I am still processing all of what she said and what we all shared, and I don’t have any ideas about what my next steps here are in light of all this, but we have certainly already begun this conversation in our Just Mercy book study, and through that, I am thankful that we have already begun this work of racial healing here together.
But what I was struck by is her image of healing and transformation which is given by Jesus and of our own responsibility to set ourselves on the road in light of our reading from the Acts of the Apostles today. We see Saul, who has made a name for himself by persecuting people of the Way, the followers of Jesus. We have already seen the young Saul earlier in Acts as he stood by and held the coats of the people who stoned Stephen, the first Christian martyr. Our reading for today shows Saul on the road to Damascus when he is blinded by a light from heaven and hears a voice asking him,
“Saul, Saul, why do you persecute me?”
It’s interesting to me that Saul never answers the Lord’s question. Instead, he responds with a question: “Who are you, Lord?” And the Lord replies: "I am Jesus, whom you are persecuting. But get up and enter the city, and you will be told what you are to do." The story goes on that those who are with Saul hear the Lord’s voice but do not see anything. Saul follows the Lord’s instructions, going into the city where he is blind and doesn’t eat anything for three day. Finally, he is visited by Annais, who the Risen Christ has sent (after having to do some convincing). And through Annais faithfulness and work on behalf of the Risen Christ, Saul is healed and transformed, and he begins to testify about his conversion.

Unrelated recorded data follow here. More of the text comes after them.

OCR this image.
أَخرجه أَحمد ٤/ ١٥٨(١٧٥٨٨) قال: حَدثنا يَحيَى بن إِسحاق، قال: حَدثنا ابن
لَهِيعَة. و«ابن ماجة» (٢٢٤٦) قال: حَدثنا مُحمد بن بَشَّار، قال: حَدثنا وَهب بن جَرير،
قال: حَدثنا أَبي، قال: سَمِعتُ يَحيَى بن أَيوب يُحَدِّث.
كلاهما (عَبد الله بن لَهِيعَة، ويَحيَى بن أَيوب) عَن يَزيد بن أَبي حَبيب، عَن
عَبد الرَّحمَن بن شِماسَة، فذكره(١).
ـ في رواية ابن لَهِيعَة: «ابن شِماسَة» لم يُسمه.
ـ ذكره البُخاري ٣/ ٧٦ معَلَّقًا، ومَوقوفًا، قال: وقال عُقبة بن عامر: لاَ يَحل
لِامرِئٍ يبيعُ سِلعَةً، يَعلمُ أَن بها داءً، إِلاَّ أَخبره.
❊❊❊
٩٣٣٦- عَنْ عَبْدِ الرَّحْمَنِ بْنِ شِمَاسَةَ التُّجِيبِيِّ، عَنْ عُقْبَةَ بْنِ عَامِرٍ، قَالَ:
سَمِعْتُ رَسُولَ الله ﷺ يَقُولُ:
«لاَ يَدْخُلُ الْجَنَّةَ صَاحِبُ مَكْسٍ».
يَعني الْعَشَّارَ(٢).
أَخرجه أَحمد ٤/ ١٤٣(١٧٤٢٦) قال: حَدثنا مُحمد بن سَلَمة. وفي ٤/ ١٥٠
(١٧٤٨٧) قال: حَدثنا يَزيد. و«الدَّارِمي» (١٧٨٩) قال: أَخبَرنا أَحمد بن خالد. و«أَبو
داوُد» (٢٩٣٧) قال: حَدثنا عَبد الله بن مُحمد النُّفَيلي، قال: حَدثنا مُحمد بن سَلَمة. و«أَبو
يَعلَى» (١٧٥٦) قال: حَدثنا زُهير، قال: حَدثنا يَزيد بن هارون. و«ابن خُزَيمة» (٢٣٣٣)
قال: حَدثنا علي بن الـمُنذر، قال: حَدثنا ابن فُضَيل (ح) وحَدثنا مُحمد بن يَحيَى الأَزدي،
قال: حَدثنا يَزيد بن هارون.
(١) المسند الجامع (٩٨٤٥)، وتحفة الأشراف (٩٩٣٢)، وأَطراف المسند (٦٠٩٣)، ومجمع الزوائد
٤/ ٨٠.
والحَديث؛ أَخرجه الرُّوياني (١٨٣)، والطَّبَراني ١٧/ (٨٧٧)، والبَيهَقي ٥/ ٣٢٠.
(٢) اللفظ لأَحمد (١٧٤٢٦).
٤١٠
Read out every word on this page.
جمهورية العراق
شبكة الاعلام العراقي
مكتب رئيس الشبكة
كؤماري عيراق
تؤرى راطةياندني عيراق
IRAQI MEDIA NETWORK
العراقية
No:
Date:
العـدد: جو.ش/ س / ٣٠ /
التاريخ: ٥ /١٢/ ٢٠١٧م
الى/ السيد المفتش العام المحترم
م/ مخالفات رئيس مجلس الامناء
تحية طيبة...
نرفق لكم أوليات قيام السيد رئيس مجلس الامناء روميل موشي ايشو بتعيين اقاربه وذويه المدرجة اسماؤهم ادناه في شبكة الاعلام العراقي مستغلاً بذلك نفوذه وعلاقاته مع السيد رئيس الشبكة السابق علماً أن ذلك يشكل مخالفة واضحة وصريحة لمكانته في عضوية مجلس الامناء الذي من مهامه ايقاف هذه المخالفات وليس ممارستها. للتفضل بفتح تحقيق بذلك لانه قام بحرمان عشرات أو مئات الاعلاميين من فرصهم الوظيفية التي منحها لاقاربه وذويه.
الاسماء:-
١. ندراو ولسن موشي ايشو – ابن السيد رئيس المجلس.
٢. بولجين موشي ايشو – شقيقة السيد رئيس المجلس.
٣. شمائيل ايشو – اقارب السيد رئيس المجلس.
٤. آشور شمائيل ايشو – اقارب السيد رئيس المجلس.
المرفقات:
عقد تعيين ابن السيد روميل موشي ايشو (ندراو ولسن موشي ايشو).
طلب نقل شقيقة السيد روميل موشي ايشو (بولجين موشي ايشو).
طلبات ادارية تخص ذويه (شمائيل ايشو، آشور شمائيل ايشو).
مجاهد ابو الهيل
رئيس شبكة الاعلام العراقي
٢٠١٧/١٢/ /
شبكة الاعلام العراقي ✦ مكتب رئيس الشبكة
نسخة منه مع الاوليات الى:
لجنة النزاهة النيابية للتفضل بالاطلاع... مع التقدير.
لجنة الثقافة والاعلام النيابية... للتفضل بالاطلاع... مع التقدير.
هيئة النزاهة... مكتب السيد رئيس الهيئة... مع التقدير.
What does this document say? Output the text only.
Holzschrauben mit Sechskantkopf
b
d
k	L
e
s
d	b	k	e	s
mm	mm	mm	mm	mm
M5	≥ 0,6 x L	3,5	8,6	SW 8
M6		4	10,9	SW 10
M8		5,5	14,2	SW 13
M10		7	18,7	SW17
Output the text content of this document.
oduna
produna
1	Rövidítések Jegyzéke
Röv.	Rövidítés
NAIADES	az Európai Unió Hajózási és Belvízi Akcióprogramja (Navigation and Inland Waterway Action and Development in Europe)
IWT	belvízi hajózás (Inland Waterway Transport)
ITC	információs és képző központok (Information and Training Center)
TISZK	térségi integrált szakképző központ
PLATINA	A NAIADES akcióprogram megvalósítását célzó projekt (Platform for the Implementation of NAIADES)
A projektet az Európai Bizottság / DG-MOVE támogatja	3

But still I can’t help but wonder, why is Saul persecuting Jesus and his followers? What is it that is going on inside him that makes him think that is what he needs to be doing? Most of us don’t naturally identify with Saul, I would guess. It’s not a very flattering picture of humanity, and yet it is one in which we all share. Each one of us is capable of being a Saul, persecuting others, and if we are truthful, we have all done this in much smaller, yet still destructive ways.
I think back on the times when I have persecuted someone else—making someone else feel like they are an outsider, engaging in gossip about someone, thinking uncharitable thoughts about someone, judging someone. All of these are micro-aggressions or precursors to persecution that come out of a place of insecurity or dis-ease in my own soul. We persecute others, I think, when we are afraid that we are going to lose something that we think belongs to us or is owed to us.
Your invitation this week is to pay attention to the goings on in your soul, especially when those goings on involve persecuting someone else or even the precursor to persecution, when you are feeling insecure or uneasy or you are afraid. When you catch yourself in that moment or in reflecting after, ask God for forgiveness and healing, and rest in the assurance that both you and the one you have harmed are both beloved of God who are loved beyond what you could ever ask for or imagine.
“We, as Christians, believe in healing and transformation. We believe that Jesus brings those about. It is up to us to set ourselves on the road.”